Yama | Food | Pittsburgh | Pittsburgh City Paper

Yama

A Japanese restaurant with an artistic approach to authentic cuisine

Shooting Star roll
Shooting Star roll

We'd never been to Beaver until recently, but the day that we spent in the town convinced us that it is one of the most criminally overlooked spots in our region. Despite its location where the Beaver River empties into the Ohio, it was never an industrial center, and its status as a county seat has ensured two centuries of modest but consistent prosperity. Such good fortune has bestowed Beaver with beautiful neighborhoods, green parks and sweeping river views, all within walking distance of an old-fashioned main street, complete with grocery, hardware, and toy stores, plus several restaurants, sandwich counters, pizza places, an ice-cream shop and a café.

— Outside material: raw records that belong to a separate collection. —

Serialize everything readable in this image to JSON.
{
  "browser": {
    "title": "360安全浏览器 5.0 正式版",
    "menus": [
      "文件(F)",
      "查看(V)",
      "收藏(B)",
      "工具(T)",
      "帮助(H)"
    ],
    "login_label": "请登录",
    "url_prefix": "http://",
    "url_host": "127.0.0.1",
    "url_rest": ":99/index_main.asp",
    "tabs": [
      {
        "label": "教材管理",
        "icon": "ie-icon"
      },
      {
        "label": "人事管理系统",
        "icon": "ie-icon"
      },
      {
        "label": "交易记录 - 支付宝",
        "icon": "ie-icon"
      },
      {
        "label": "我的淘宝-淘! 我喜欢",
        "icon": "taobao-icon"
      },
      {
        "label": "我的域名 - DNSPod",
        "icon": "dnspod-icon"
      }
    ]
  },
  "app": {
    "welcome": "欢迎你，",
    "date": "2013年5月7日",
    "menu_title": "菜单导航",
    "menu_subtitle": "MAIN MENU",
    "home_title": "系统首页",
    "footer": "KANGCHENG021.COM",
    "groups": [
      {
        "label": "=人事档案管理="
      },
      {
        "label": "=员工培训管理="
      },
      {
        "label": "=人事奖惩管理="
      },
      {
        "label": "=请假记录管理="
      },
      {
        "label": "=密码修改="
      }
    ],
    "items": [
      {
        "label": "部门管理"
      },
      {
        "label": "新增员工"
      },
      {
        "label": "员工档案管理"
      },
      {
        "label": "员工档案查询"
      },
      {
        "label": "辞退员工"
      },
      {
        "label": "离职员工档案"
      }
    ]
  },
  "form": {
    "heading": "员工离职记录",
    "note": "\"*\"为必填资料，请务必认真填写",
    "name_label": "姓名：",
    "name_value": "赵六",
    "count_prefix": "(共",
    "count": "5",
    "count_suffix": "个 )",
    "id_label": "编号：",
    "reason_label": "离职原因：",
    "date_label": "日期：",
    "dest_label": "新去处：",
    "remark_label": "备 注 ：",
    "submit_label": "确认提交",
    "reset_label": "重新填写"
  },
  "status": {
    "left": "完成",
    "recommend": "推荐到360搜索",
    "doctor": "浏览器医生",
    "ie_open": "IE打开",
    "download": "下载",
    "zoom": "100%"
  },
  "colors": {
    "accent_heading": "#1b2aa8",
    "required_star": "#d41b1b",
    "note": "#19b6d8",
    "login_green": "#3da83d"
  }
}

And though the café may be one of a ubiquitous chain, the other dining spots are local businesses, among them a Japanese restaurant called Yama. (Yama means "mountain" in Japanese and is a popular name for Japanese restaurants; this Yama is unrelated to the restaurant of the same name in Seven Fields, which we wrote about last year.)

On a warm spring evening, we were drawn by the promise of cool sushi at Yama, a restaurant that would stand out anywhere in the region for its artistic approach to classic Japanese cuisine. Yama did not surprise us with dishes we've never seen before; the sizable menu was packed with familiar favorites such as tempura and teriyaki. Instead, Yama impressed us with top-notch preparations and presentations befitting the land of flower-arranging, bonsai and raked rock gardens. Yama also incorporated a Japanese approach to American dining customs with extraordinary success.

The salad list, for example, is something we usually pass over at Japanese restaurants; the custom of tossing various tasty tidbits with a pile of freshly picked leaves is a Western one, without a true indigenous analog in Japan. But because Americans have such a strong allegiance to eating salads, Yama has developed a number of Japanese-inspired ones which tasted even better than their menu descriptions made them sound. Octopus salad, for example, was beautifully presented in a small glass tumbler. In it, tender tentacles, delicate cucumber matchsticks and grated daikon radish threads seemed to rise out of a pool of ponzu (a citrusy soy sauce).

The Yama salad would have made a wonderful light entree. Plenty of spring greens were tossed with strips of assorted sashimi, masago (roe), a bit of seaweed and "Yama sauce." a dressing whose creamy richness was offset by some gingery zing. The salad was garnished with magenta threads of finely grated beet, a touch which added not only visual appeal but just enough sweet vegetal flavor and crisp texture to enliven the dish.

Similarly, an order of pan-fried gyoza dumplings was garnished with a small tumbleweed of finely grated carrot. All too often a throwaway garnish, the carrot in this dish added subtle notes of brightness to the savory dumplings. The menu said the gyoza were pork, but they were much lighter and more tender than most Asian pork dumplings, and quite enjoyable.

In ordering sushi, we usually tend toward traditional nigiri and simple rolls; the baroque exuberance of most specialty rolls seems to stray too far from the succulent balance that's the hallmark of the very best sushi. But two specialty rolls at Yama were standouts — one in its simplicity, the other in well-balanced profusion. One roll, consisting simply of slices of tempura-ed sweet potato wrapped in rice and nori seaweed sheets, offered sweetness, earthiness and a salutary touch of saltiness. The crispy resistance from the fried tempura batter gave each morsel a wonderful texture. The Beaver roll, a creation of Yama's sushi chef, played sweetly mild crabmeat against creamy, tangy, slightly spicy mayo and the saline pop of tobiko — tiny fish roe — to supremely satisfying effect.

Hot entrees are often the downfall of American Japanese restaurants, dumbed down for sushi-shy patrons, and frequently bearing little resemblance to the authentic hot dishes of Japan. Soba noodle soup with seafood, unfortunately, met these expectations. Incredibly hot broth caused the salmon, bay scallop, shrimp and fish cake to overcook long before the soup was cool enough to taste. The broth was also a bit bland, and with the fish not at its best, this didn't leave much to carry the dish.

The chef at the stove was vindicated, however, by the pork katsu don, fried pork cutlet served on a bowl of rice and topped with a fried egg. Thick katsu sauce — normally it's drizzled over this dish — was not in evidence, but the rice was nonetheless distinctly flavored, possibly thanks to shredded greens that had been cooked in seasoning, then added in. While the end result was humble, it was also successful — a tasty meal in a bowl.

Good Japanese restaurants in our area are few and far between; for excellent sushi and Japan-inspired salads, it's worth bridging the gap to visit Yama in Beaver.